To heal the land, you need to summon a friendly nature spirit. Gather enough sticks to build them a home, and maybe they will come...
Just a little learning test based on some themes from my fellow designers. Posting here mainly to make it easy to share.
The re-start button at the end doesn't actually reset the game completely. So you need to reload the page to see the game from the beginning properly.




Cute and a nice starting point for experimenting with more advanced movement and collision schemes :
The current move logic is "move if no collision, and stop otherwise". This makes the movements feel sticky when moving diagonally.
A smoother approach consist of trying the orthogonal components of the diagonal if the diagonal fails.
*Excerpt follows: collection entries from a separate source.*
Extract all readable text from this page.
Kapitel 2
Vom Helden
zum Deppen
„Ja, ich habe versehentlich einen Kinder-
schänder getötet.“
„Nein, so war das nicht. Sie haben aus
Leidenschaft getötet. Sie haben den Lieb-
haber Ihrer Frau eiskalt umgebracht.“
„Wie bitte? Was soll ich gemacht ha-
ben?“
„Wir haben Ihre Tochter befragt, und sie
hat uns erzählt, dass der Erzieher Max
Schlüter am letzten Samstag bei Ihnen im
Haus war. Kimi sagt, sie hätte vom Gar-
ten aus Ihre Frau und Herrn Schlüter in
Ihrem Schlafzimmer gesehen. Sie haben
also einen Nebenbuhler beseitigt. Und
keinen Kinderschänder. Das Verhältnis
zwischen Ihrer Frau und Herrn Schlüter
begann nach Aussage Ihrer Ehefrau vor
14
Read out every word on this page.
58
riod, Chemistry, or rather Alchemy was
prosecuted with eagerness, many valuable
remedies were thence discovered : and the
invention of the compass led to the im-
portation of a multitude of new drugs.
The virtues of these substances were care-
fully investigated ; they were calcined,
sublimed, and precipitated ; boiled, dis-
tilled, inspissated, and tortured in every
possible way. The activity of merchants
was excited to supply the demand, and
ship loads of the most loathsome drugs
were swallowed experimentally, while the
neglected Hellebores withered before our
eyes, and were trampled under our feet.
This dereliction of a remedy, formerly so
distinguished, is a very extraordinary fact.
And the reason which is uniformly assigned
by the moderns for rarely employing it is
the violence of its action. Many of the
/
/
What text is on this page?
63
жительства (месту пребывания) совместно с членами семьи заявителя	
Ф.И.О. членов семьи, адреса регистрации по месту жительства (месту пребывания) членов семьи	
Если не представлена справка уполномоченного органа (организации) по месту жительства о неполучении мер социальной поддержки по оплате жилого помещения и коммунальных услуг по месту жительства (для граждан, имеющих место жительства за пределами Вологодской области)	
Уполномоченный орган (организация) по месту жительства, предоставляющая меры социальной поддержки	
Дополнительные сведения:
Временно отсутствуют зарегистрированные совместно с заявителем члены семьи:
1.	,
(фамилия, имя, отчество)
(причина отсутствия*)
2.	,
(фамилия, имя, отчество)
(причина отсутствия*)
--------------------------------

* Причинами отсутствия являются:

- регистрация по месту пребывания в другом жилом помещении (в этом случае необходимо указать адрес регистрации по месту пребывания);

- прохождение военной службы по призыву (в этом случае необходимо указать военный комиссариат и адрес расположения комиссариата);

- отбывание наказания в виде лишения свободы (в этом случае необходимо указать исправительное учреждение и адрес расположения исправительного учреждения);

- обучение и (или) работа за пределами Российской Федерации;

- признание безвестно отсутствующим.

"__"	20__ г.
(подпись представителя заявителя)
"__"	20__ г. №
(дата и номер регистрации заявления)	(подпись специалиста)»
This is important in tight mazes where you need a perfect pixel alignment to turn; this way you just need to use diagonal movement in advance to seamlessly turn at the intersection.
I'm not saying sticky moments do not have their place : you could have some sticky thorn bushes mixed with smooth green bushes, for example.
Collision :
You've implemented tile based collision : each tile of the map is either fully solid in it's 8x8 surface, or fully non solid. Likewise, the player's hit box is also 8x8. This works perfectly if the sprites for both the player and the obstacles are mostly 8x8 solid squares.
Since you chose finer sprites with lots of transparency, the collisions feel unnatural :
in the screenshot, it feels wrong not to be able to move the the right :
there's not even drawn pixel contact between the two colliding sprites.
This could be fixed with pixel collision implementation, for example, but you'd still feel wrongly stopped when the top of your hair stops you from walking in front of a bush.
Another more convincing solution is to have hand chosen collision boxes for each sprite :
the character's collision box could be the dark blue rectangle, for example, and for the bushes, a 3 lines 8 columns rectangle encompassing the bottom of the bush.
This complicates drawing order : instead of map then sprite, you have to split the map area in two :
map behind player, player, map in front of player.
This way you can walk behind bushes and be partially hidden, or in front of bushes and hide them partially.
Another approach is map then handling of the player and the up to 4 tiles it is over separately.
About restarting the game from scratch:
you can programmatically call extcmd("reset") to reset the game rather than asking the player to do it himself.